In its report in 2001, the government’s tax review said that “when looking at the impact of savings on the current and future well-being of New Zealanders, the most relevant measure is national savings; that is, the sum of private and government savings. On examining the available evidence and the reasons why people save, it was not clear to us that New Zealanders save too little.”

Recent Treasury work has supported this conclusion, both for savings in general and retirement savings in particular.

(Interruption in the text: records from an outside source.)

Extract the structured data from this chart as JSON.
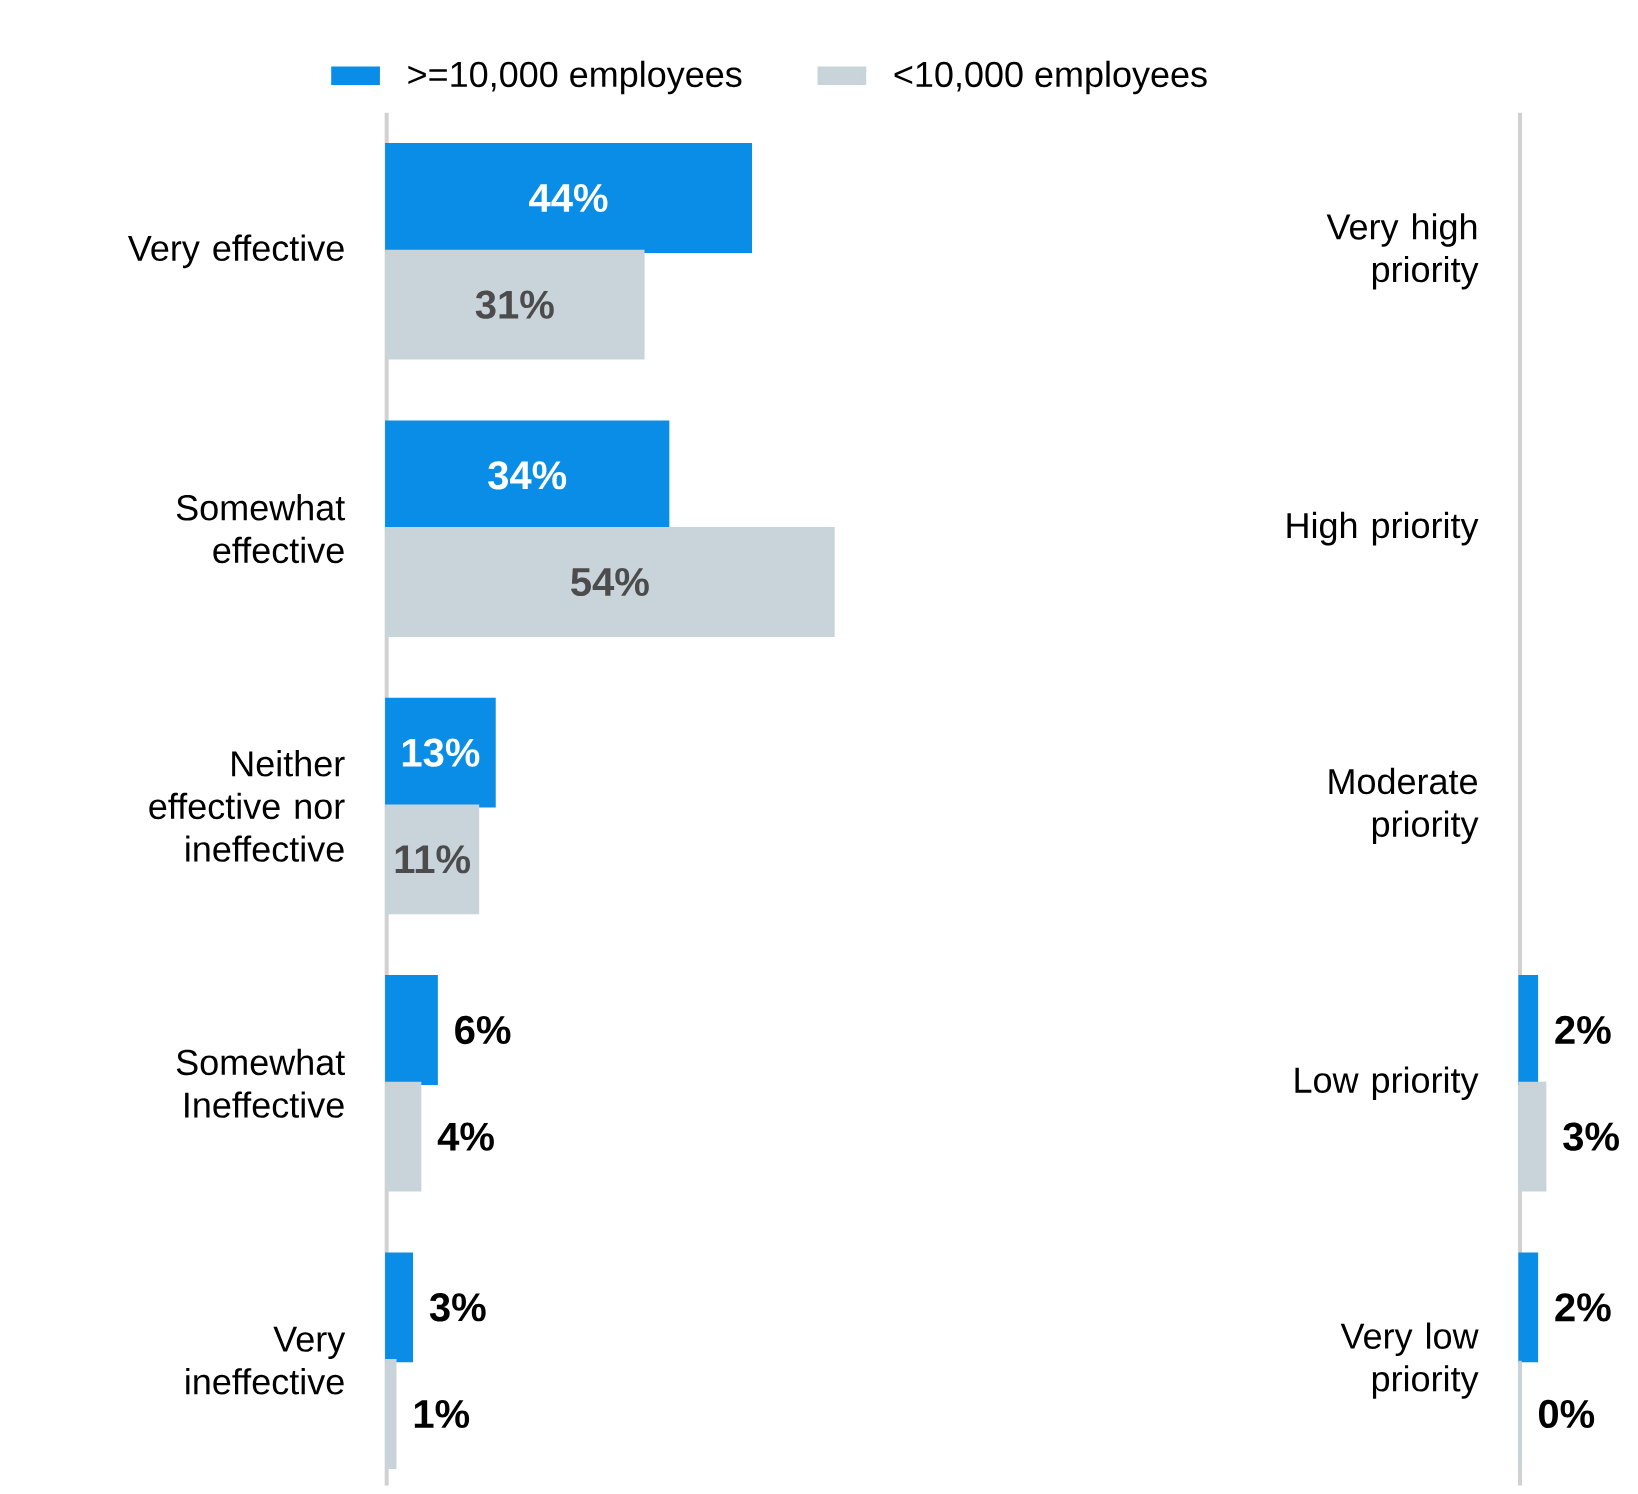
{
  "chart_data": [
    {
      "type": "bar",
      "orientation": "horizontal",
      "legend": "top",
      "categories": [
        "Very effective",
        "Somewhat effective",
        "Neither effective nor ineffective",
        "Somewhat Ineffective",
        "Very ineffective"
      ],
      "series": [
        {
          "name": ">=10,000 employees",
          "color": "#0a8de6",
          "values": [
            44,
            34,
            13,
            6,
            3
          ],
          "value_labels": [
            "44%",
            "34%",
            "13%",
            "6%",
            "3%"
          ]
        },
        {
          "name": "<10,000 employees",
          "color": "#c8d3da",
          "values": [
            31,
            54,
            11,
            4,
            1
          ],
          "value_labels": [
            "31%",
            "54%",
            "11%",
            "4%",
            "1%"
          ]
        }
      ]
    },
    {
      "type": "bar",
      "orientation": "horizontal",
      "categories": [
        "Very high priority",
        "High priority",
        "Moderate priority",
        "Low priority",
        "Very low priority"
      ],
      "series": [
        {
          "color": "#0a8de6",
          "values": [
            null,
            null,
            null,
            2,
            2
          ],
          "value_labels": [
            null,
            null,
            null,
            "2%",
            "2%"
          ]
        },
        {
          "color": "#c8d3da",
          "values": [
            null,
            null,
            null,
            3,
            0
          ],
          "value_labels": [
            null,
            null,
            null,
            "3%",
            "0%"
          ]
        }
      ]
    }
  ]
}
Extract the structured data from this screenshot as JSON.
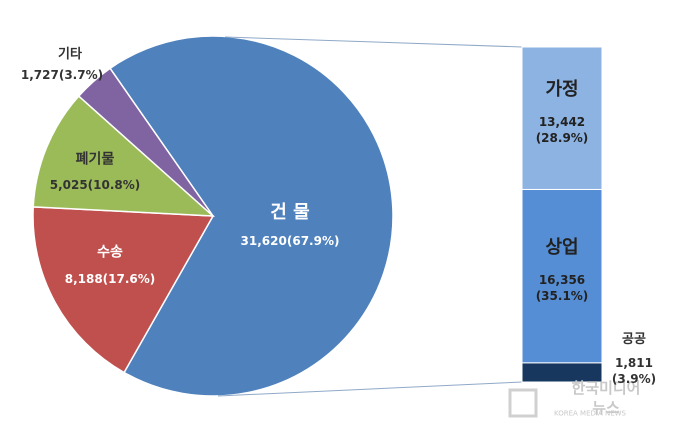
{
  "chart_data": [
    {
      "type": "pie",
      "categories": [
        "건 물",
        "수송",
        "폐기물",
        "기타"
      ],
      "values": [
        31620,
        8188,
        5025,
        1727
      ],
      "value_labels": [
        "31,620(67.9%)",
        "8,188(17.6%)",
        "5,025(10.8%)",
        "1,727(3.7%)"
      ],
      "colors": [
        "#4f81bd",
        "#c0504d",
        "#9bbb59",
        "#8064a2"
      ]
    },
    {
      "type": "bar",
      "stacked": true,
      "series": [
        {
          "name": "공공",
          "color": "#17375e",
          "values": [
            1811
          ],
          "value_labels": [
            "1,811\n(3.9%)"
          ]
        },
        {
          "name": "상업",
          "color": "#558ed5",
          "values": [
            16356
          ],
          "value_labels": [
            "16,356\n(35.1%)"
          ]
        },
        {
          "name": "가정",
          "color": "#8db3e2",
          "values": [
            13442
          ],
          "value_labels": [
            "13,442\n(28.9%)"
          ]
        }
      ]
    }
  ],
  "watermark": {
    "title": "한국미디어뉴스",
    "subtitle": "KOREA MEDIA NEWS"
  }
}
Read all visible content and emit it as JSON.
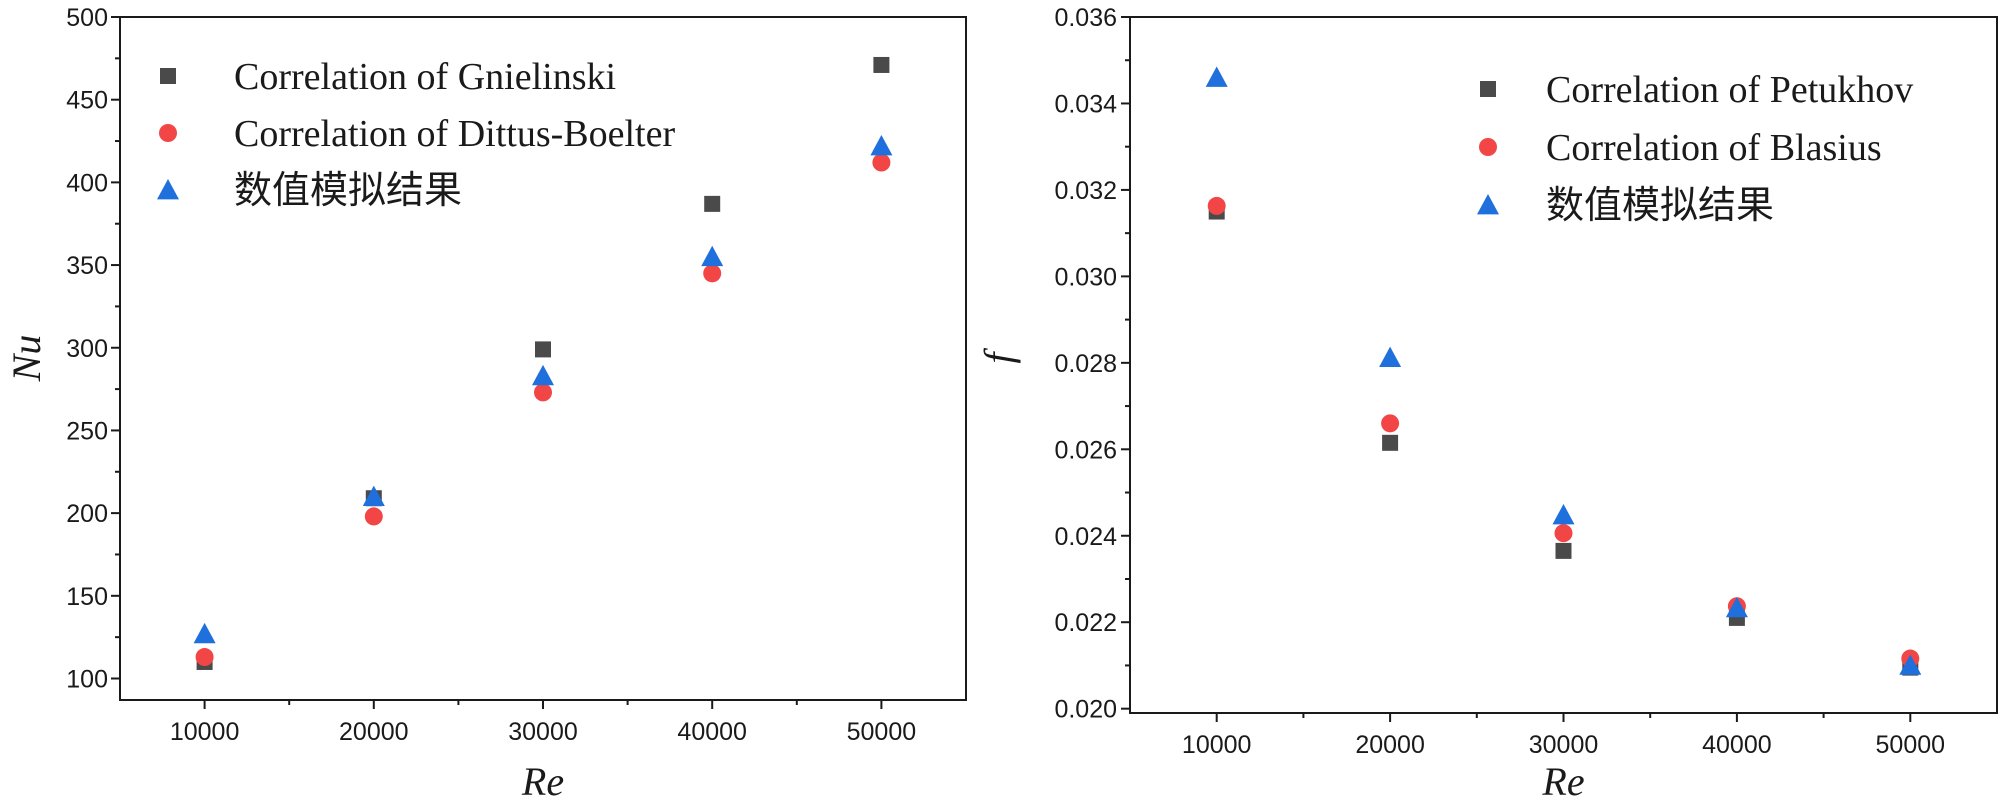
{
  "chart_data": [
    {
      "type": "scatter",
      "xlabel": "Re",
      "ylabel": "Nu",
      "xlim": [
        5000,
        55000
      ],
      "ylim": [
        87,
        500
      ],
      "x": [
        10000,
        20000,
        30000,
        40000,
        50000
      ],
      "xticks": [
        10000,
        20000,
        30000,
        40000,
        50000
      ],
      "yticks": [
        100,
        150,
        200,
        250,
        300,
        350,
        400,
        450,
        500
      ],
      "legend_position": "top-left",
      "series": [
        {
          "name": "Correlation of Gnielinski",
          "marker": "square",
          "color": "#4a4a4a",
          "values": [
            110,
            209,
            299,
            387,
            471
          ]
        },
        {
          "name": "Correlation of Dittus-Boelter",
          "marker": "circle",
          "color": "#f24646",
          "values": [
            113,
            198,
            273,
            345,
            412
          ]
        },
        {
          "name": "数值模拟结果",
          "marker": "triangle",
          "color": "#1f6fdc",
          "values": [
            127,
            210,
            283,
            355,
            422
          ]
        }
      ]
    },
    {
      "type": "scatter",
      "xlabel": "Re",
      "ylabel": "f",
      "xlim": [
        5000,
        55000
      ],
      "ylim": [
        0.0199,
        0.036
      ],
      "x": [
        10000,
        20000,
        30000,
        40000,
        50000
      ],
      "xticks": [
        10000,
        20000,
        30000,
        40000,
        50000
      ],
      "yticks": [
        0.02,
        0.022,
        0.024,
        0.026,
        0.028,
        0.03,
        0.032,
        0.034,
        0.036
      ],
      "ytick_labels": [
        "0.020",
        "0.022",
        "0.024",
        "0.026",
        "0.028",
        "0.030",
        "0.032",
        "0.034",
        "0.036"
      ],
      "legend_position": "top-right",
      "series": [
        {
          "name": "Correlation of Petukhov",
          "marker": "square",
          "color": "#4a4a4a",
          "values": [
            0.0315,
            0.02615,
            0.02365,
            0.0221,
            0.02095
          ]
        },
        {
          "name": "Correlation of Blasius",
          "marker": "circle",
          "color": "#f24646",
          "values": [
            0.03163,
            0.0266,
            0.02406,
            0.02237,
            0.02116
          ]
        },
        {
          "name": "数值模拟结果",
          "marker": "triangle",
          "color": "#1f6fdc",
          "values": [
            0.0346,
            0.02812,
            0.02448,
            0.02233,
            0.021
          ]
        }
      ]
    }
  ]
}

Those who argue otherwise, such as the New Zealand Institute, have not engaged with this evidence.

Australia’s scheme has undoubtedly increased the proportion of savings flowing into managed investment funds, but has it widened the opportunities available to Australian firms to access capital?

This seems unlikely, at least to any significant degree. Even though the Australian capital market is much bigger than New Zealand’s, it is still only a drop in the ocean of international capital that Australian firms can tap.

And indeed they do. Like New Zealand, Australia has a large capital account surplus, corresponding to its current account deficit. Investment opportunities in Australia are attractive, and foreign savings complement domestic savings.

Moreover, a large fraction of the additional compulsory funds is invested offshore. This is necessary in the interests of prudent diversification. Just as New Zealand institutions have limits on what they can prudently put into, say, Telecom (necessarily, around 70% of Telecom stock is held offshore), so too do Australian funds.

In the past decade, while assets allocated to equity in a typical balanced fund in Australia have stayed around 65%, international equities have taken a bigger slice of the pie, up from about 20% to 30%, according to the Australian Financial Review.

Moreover, even if it were true that higher savings would lower the cost of equity, the existence of open capital markets and similar savings ratios in Australia and New Zealand means that any such effect would be immaterial.

So this argument for compulsion is also dubious.

Does all this mean that there is nothing the government can do to facilitate savings and the operation of capital markets in New Zealand?

Not at all. The introduction of GST allowed income taxes to be reduced, thus reducing the double taxation of income. There is a strong case for further reductions in government spending and taxation, and a flatter tax scale.

The incentives created by welfare programmes, including New Zealand Superannuation, are also relevant to any debate about saving.

But attempts to engineer savings behaviour, in forms such as Australia’s compulsory scheme or the government’s KiwiSaver proposals, do not seem warranted, either in the interests of savers or New Zealand capital markets.

Roger Kerr is the executive director of the New Zealand Business Roundtable.